Royal Canadian Mounted Police Cpl. Scott MacRae said they arrested two males Thursday. Investigators said they were being questioned and no further information would be released at this time. MacRae declined to say what they were arrested for or whether charges are expected.
"Due to the sensitive nature around this investigation, the investigators do want to ensure that no court process is affected," MacRae said.
He noted that police have a 24-hour window to either release the two males or lay criminal charges.
Police in April said a person provided new information in the Parsons case and was willing to verify who the suspects are.
"We're just hopeful there's charges laid and others to arrest, hoping that they're finally willing to tell their side of the story," Leah Parsons, Rehtaeh's mother, said.
"A sense of relief came over me that at least they're going to be questioned."
Prime Minister Stephen Harper applauded the arrests and said Rehtaeh's death was a terrible tragedy that touched people across Canada.
"I just want to say how pleased we are that progress has been made.
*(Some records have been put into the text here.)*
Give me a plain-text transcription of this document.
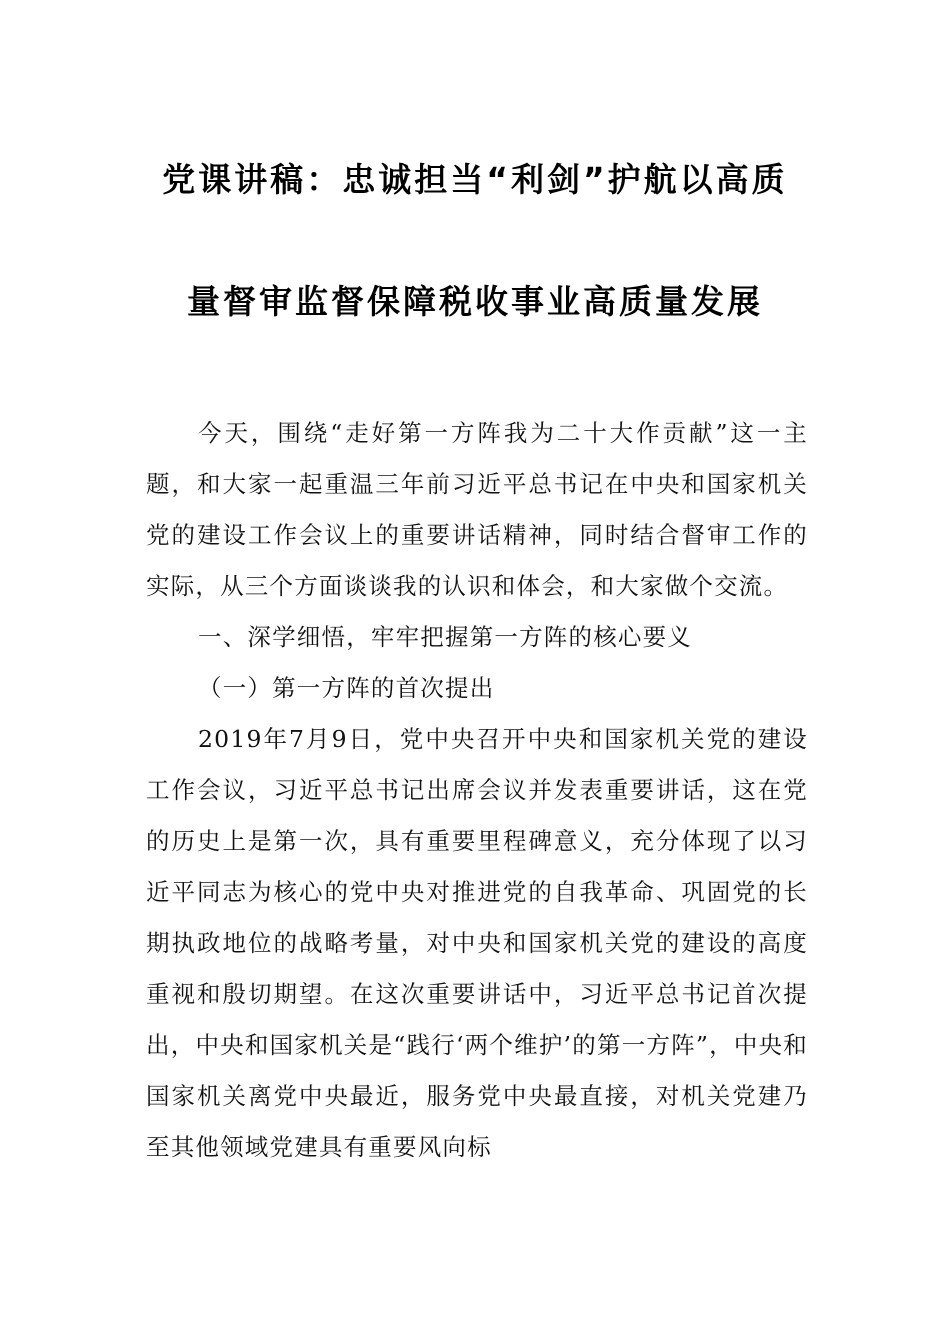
党课讲稿：忠诚担当“利剑”护航以高质
量督审监督保障税收事业高质量发展

今天，围绕“走好第一方阵我为二十大作贡献”这一主题，和大家一起重温三年前习近平总书记在中央和国家机关党的建设工作会议上的重要讲话精神，同时结合督审工作的实际，从三个方面谈谈我的认识和体会，和大家做个交流。

一、深学细悟，牢牢把握第一方阵的核心要义

（一）第一方阵的首次提出

2019年7月9日，党中央召开中央和国家机关党的建设工作会议，习近平总书记出席会议并发表重要讲话，这在党的历史上是第一次，具有重要里程碑意义，充分体现了以习近平同志为核心的党中央对推进党的自我革命、巩固党的长期执政地位的战略考量，对中央和国家机关党的建设的高度重视和殷切期望。在这次重要讲话中，习近平总书记首次提出，中央和国家机关是“践行‘两个维护’的第一方阵”，中央和国家机关离党中央最近，服务党中央最直接，对机关党建乃至其他领域党建具有重要风向标
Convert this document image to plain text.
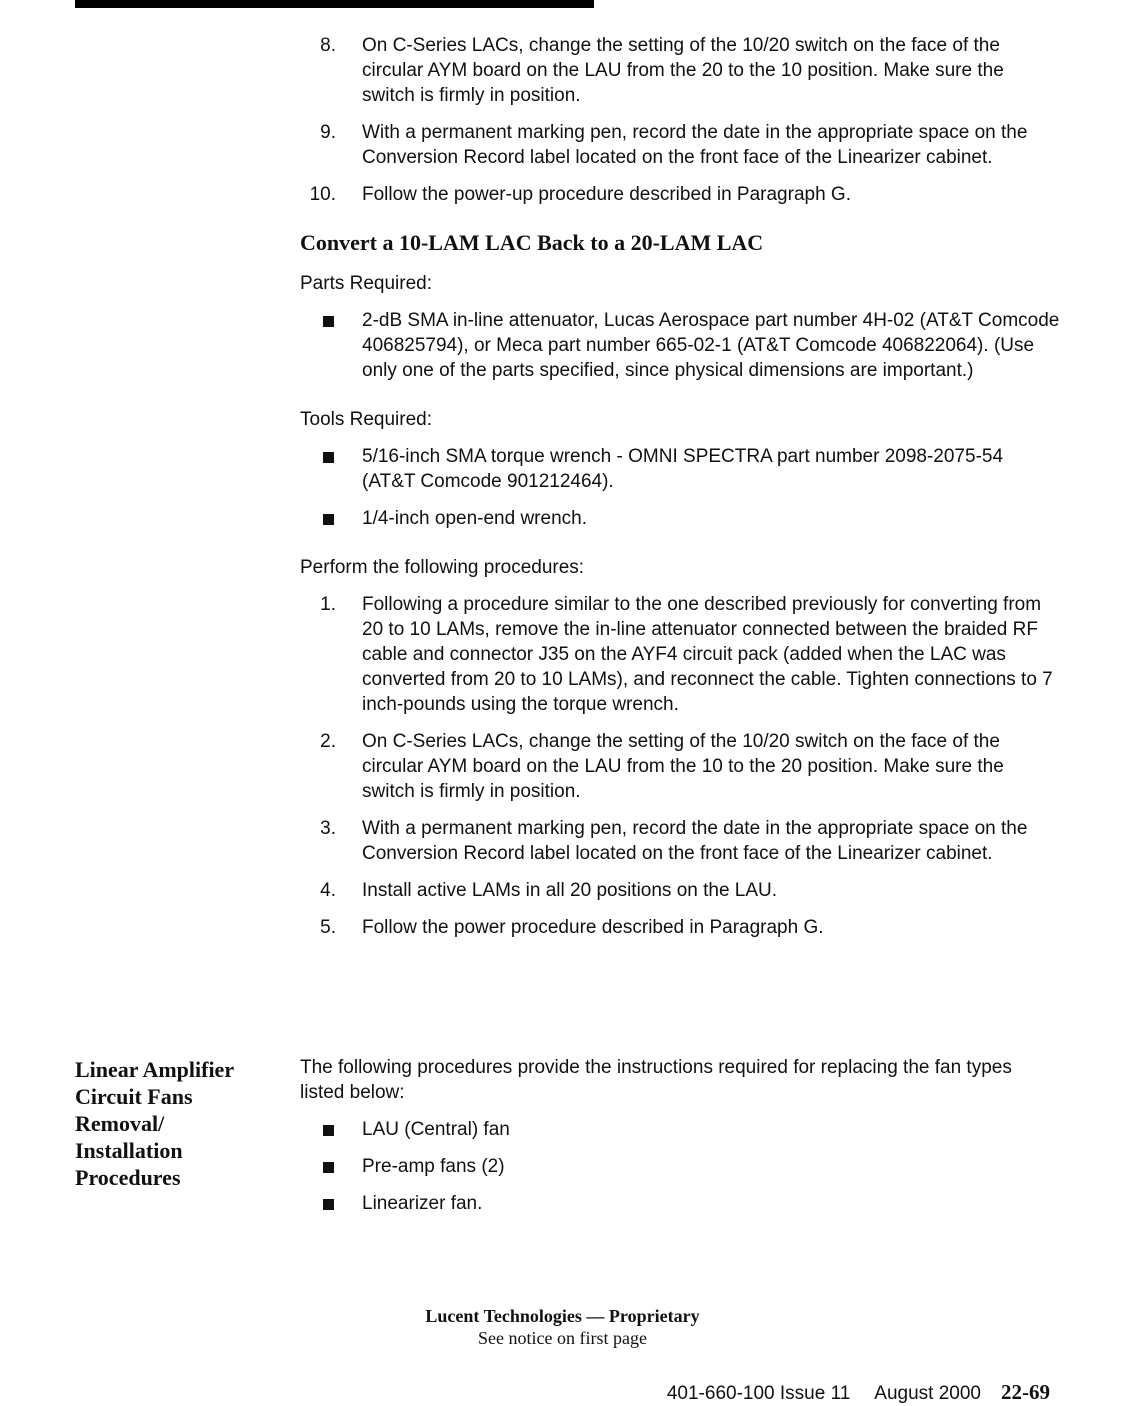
8. On C-Series LACs, change the setting of the 10/20 switch on the face of the circular AYM board on the LAU from the 20 to the 10 position. Make sure the switch is firmly in position.
9. With a permanent marking pen, record the date in the appropriate space on the Conversion Record label located on the front face of the Linearizer cabinet.
10. Follow the power-up procedure described in Paragraph G.
Convert a 10-LAM LAC Back to a 20-LAM LAC
Parts Required:
2-dB SMA in-line attenuator, Lucas Aerospace part number 4H-02 (AT&T Comcode 406825794), or Meca part number 665-02-1 (AT&T Comcode 406822064). (Use only one of the parts specified, since physical dimensions are important.)
Tools Required:
5/16-inch SMA torque wrench - OMNI SPECTRA part number 2098-2075-54 (AT&T Comcode 901212464).
1/4-inch open-end wrench.
Perform the following procedures:
1. Following a procedure similar to the one described previously for converting from 20 to 10 LAMs, remove the in-line attenuator connected between the braided RF cable and connector J35 on the AYF4 circuit pack (added when the LAC was converted from 20 to 10 LAMs), and reconnect the cable. Tighten connections to 7 inch-pounds using the torque wrench.
2. On C-Series LACs, change the setting of the 10/20 switch on the face of the circular AYM board on the LAU from the 10 to the 20 position. Make sure the switch is firmly in position.
3. With a permanent marking pen, record the date in the appropriate space on the Conversion Record label located on the front face of the Linearizer cabinet.
4. Install active LAMs in all 20 positions on the LAU.
5. Follow the power procedure described in Paragraph G.
Linear Amplifier
Circuit Fans
Removal/
Installation
Procedures
The following procedures provide the instructions required for replacing the fan types listed below:
LAU (Central) fan
Pre-amp fans (2)
Linearizer fan.
Lucent Technologies — Proprietary
See notice on first page
401-660-100 Issue 11 August 2000 22-69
I hope this will provide some measure of comfort to family members," Harper said.
Rehtaeh's death has been compared to similar cases in the United States, including a 15-year-old California girl who killed herself after her family says she was sexually assaulted by friends and a photo surfaced online. Arrests were made in that case of Audrie Pott, who hanged herself in September.
Rehtaeh's death prompted the Nova Scotia government to launch reviews of the RCMP's original investigation and the school board's handling of the matter. The review of the RCMP's investigation is ongoing.
An independent review released in June concluded the Halifax Regional School Board could have done a better job, but it was hindered by the fact that Rehtaeh was often absent from class. The report also said the Parsons family faced challenges when they turned to Nova Scotia's mental health system for help.
The arrests come a day after a new law took effect in the province that allows people to sue if they or their children are being cyberbullied. Victims also can seek a protection order that could place restrictions on or help identify the cyberbully.
Justice Minister Ross Landry introduced the legislation weeks after Rehtaeh's death.